Astron raised an eyebrow as he watched her rummage through the kitchenette, the faintest shift in his usually neutral expression betraying something that looked suspiciously like a challenge.

Irina caught it immediately.

She narrowed her eyes and turned her head, already shooting him a pointed look. "What?"

"Nothing," he replied smoothly, his tone just a little too casual.

Irina's eyes narrowed further. "You just thought of something rude."

"That depends," Astron said, glancing away as he unfastened his gloves with deliberate calm, "on what you consider rude."

She didn't answer that. She just stared—long and flat—until he finally gave in with a sigh and started walking toward the table.

"Go and sit," she muttered.

"Yes, yes," he replied mildly, as if indulging her.
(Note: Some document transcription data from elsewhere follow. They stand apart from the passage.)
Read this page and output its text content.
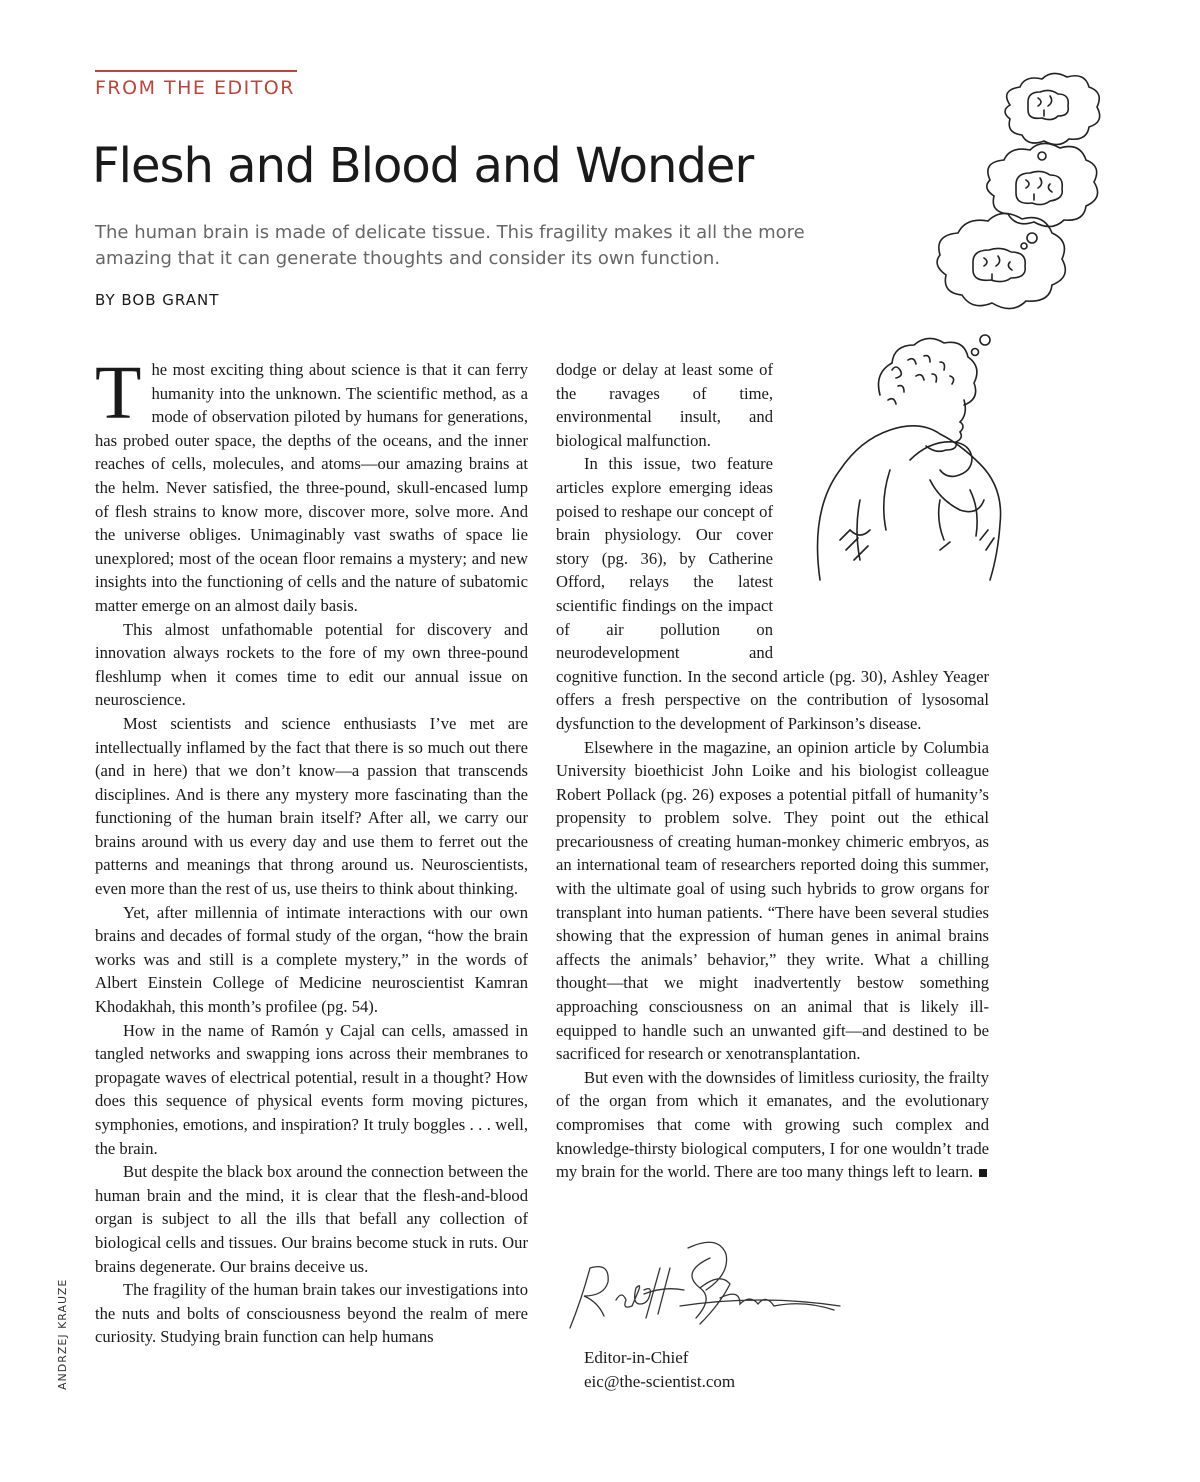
FROM THE EDITOR
Flesh and Blood and Wonder
The human brain is made of delicate tissue. This fragility makes it all the more amazing that it can generate thoughts and consider its own function.
BY BOB GRANT

The most exciting thing about science is that it can ferry humanity into the unknown. The scientific method, as a mode of observation piloted by humans for generations, has probed outer space, the depths of the oceans, and the inner reaches of cells, molecules, and atoms—our amazing brains at the helm. Never satisfied, the three-pound, skull-encased lump of flesh strains to know more, discover more, solve more. And the universe obliges. Unimaginably vast swaths of space lie unexplored; most of the ocean floor remains a mystery; and new insights into the functioning of cells and the nature of subatomic matter emerge on an almost daily basis.

This almost unfathomable potential for discovery and innovation always rockets to the fore of my own three-pound fleshlump when it comes time to edit our annual issue on neuroscience.

Most scientists and science enthusiasts I’ve met are intellectually inflamed by the fact that there is so much out there (and in here) that we don’t know—a passion that transcends disciplines. And is there any mystery more fascinating than the functioning of the human brain itself? After all, we carry our brains around with us every day and use them to ferret out the patterns and meanings that throng around us. Neuroscientists, even more than the rest of us, use theirs to think about thinking.

Yet, after millennia of intimate interactions with our own brains and decades of formal study of the organ, “how the brain works was and still is a complete mystery,” in the words of Albert Einstein College of Medicine neuroscientist Kamran Khodakhah, this month’s profilee (pg. 54).

How in the name of Ramón y Cajal can cells, amassed in tangled networks and swapping ions across their membranes to propagate waves of electrical potential, result in a thought? How does this sequence of physical events form moving pictures, symphonies, emotions, and inspiration? It truly boggles . . . well, the brain.

But despite the black box around the connection between the human brain and the mind, it is clear that the flesh-and-blood organ is subject to all the ills that befall any collection of biological cells and tissues. Our brains become stuck in ruts. Our brains degenerate. Our brains deceive us.

The fragility of the human brain takes our investigations into the nuts and bolts of consciousness beyond the realm of mere curiosity. Studying brain function can help humans

dodge or delay at least some of the ravages of time, environmental insult, and biological malfunction.

In this issue, two feature articles explore emerging ideas poised to reshape our concept of brain physiology. Our cover story (pg. 36), by Catherine Offord, relays the latest scientific findings on the impact of air pollution on neurodevelopment and cognitive function. In the second article (pg. 30), Ashley Yeager offers a fresh perspective on the contribution of lysosomal dysfunction to the development of Parkinson’s disease.

Elsewhere in the magazine, an opinion article by Columbia University bioethicist John Loike and his biologist colleague Robert Pollack (pg. 26) exposes a potential pitfall of humanity’s propensity to problem solve. They point out the ethical precariousness of creating human-monkey chimeric embryos, as an international team of researchers reported doing this summer, with the ultimate goal of using such hybrids to grow organs for transplant into human patients. “There have been several studies showing that the expression of human genes in animal brains affects the animals’ behavior,” they write. What a chilling thought—that we might inadvertently bestow something approaching consciousness on an animal that is likely ill-equipped to handle such an unwanted gift—and destined to be sacrificed for research or xenotransplantation.

But even with the downsides of limitless curiosity, the frailty of the organ from which it emanates, and the evolutionary compromises that come with growing such complex and knowledge-thirsty biological computers, I for one wouldn’t trade my brain for the world. There are too many things left to learn.

Editor-in-Chief
eic@the-scientist.com
ANDRZEJ KRAUZE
Irina rolled her eyes, but her lips twitched into a grin as she turned back to the counter. A minute later, she carried over a tray loaded with everything she'd prepped: a pair of ceramic mugs, neatly stacked books and study sheets, and a plate of carefully arranged snacks—small pastries, spiced nuts, and a couple of finger sandwiches.

Astron looked down at it all with his usual unreadable expression, though she caught the slight raise of his brow again.

Irina dropped onto the cushion opposite him and set the tray between them. "Before you ask," she said, grabbing her mug, "yes. I made them."

Astron didn't immediately touch the food. Instead, he glanced over the arrangement once more—his eyes flicking from the perfectly-aligned pastries to the slightly uneven cut on one of the sandwiches, the way a few crumbs had been carefully brushed aside but not entirely hidden.

"I already knew you made them," he said, his tone even.

Irina raised an eyebrow, leaning forward slightly. "Oh?"

"You're not usually this deliberate with presentation," Astron continued. "The plating is tidy, but not natural. It's trying to follow a predetermined structure—one that doesn't come from repetition, but reference."

He picked up one of the sandwiches, rotating it slightly between his fingers. "You followed a video. Probably watched it twice. Tried to mimic what you saw—down to the angle of the tea cups."

Irina stared at him for a second, lips parted, then scoffed and looked away, brushing a hand through her bangs to hide the faint blush creeping into her cheeks.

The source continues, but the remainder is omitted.